As I see it there are three critical constituencies in Wisconsin: poor and displaced rural folks (Latino farm workers, former farmers and all those whose livelihoods were directly dependent on agriculture); poor displaced urban folks (largely Black within Milwaukee, largely second or third generation European immigrants in the first-ring suburbs but all displaced manufacturing workers or previously engaged in livelihoods that were directly dependent on manufacturing) and the third constituency in Wisconsin is the ever-shrinking unionized workforce (both public and private sector). Of course there is great overlap between and among these constituent communities as many public workers are Black union members, many former agricultural workers/producers are now state employees and so forth (see http://colorlines.com/archives/2011/02/who_are_all_these_evil_public_workers_black_people.html)
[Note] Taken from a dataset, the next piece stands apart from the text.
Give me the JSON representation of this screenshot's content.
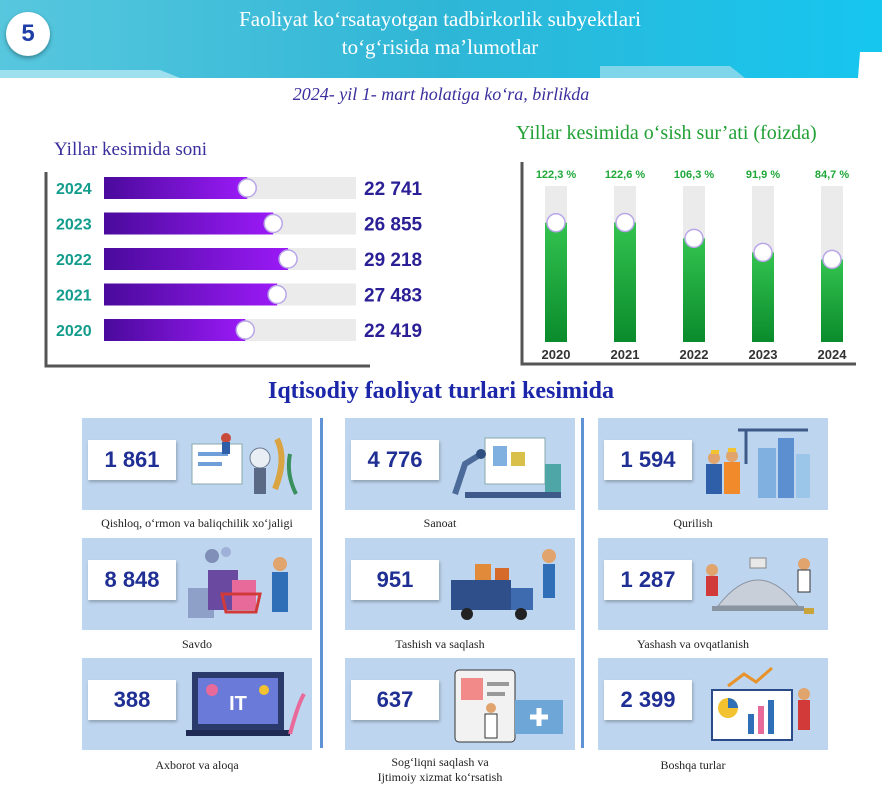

All three of these communities have extremely high unemployment or face threats of being laid off; all three rely heavily on BadgerCare (state Medicaid/Medicare services and in the form of both services and employment); all three were disproportionately affected by the privatization of welfare under Thompson; all three will lose all access to abortion services if the federal cuts to Planned Parenthood go through and the discretionary funding for counties is removed as written in Bill 11; and all three communities will be disproportionately affected by the staggering and truly unbelievable cuts to public education (most intensely in the Milwaukee Public School District and poor, rural districts). This however is not the crisis.
The crisis in my view is that the labor movement is the only institution with the infrastructure and resources to mobilize rural and urban unemployed and unionized workers and they absolutely refuse to even consider it. A coalition of African American MPS parents, displaced family farmers from districts with raging public health epidemics of methamphetamine abuse shoulder to shoulder with unionized workers is what is required to beat these mutherfuckers back. Nature abhors a vacuum and tragically the dishwater democrats with their liberal double-speak will be right there to fill it.
At any rate, in light of the fact that the class war has opened a battle theatre in the Badger State, the labor movement should be doing a lot of things in Wisconsin right now. In order to bring that about it is necessary first and foremost for unions to take direction from their rank and file members and practice the democracy that they cry Scott Walker will take away from them.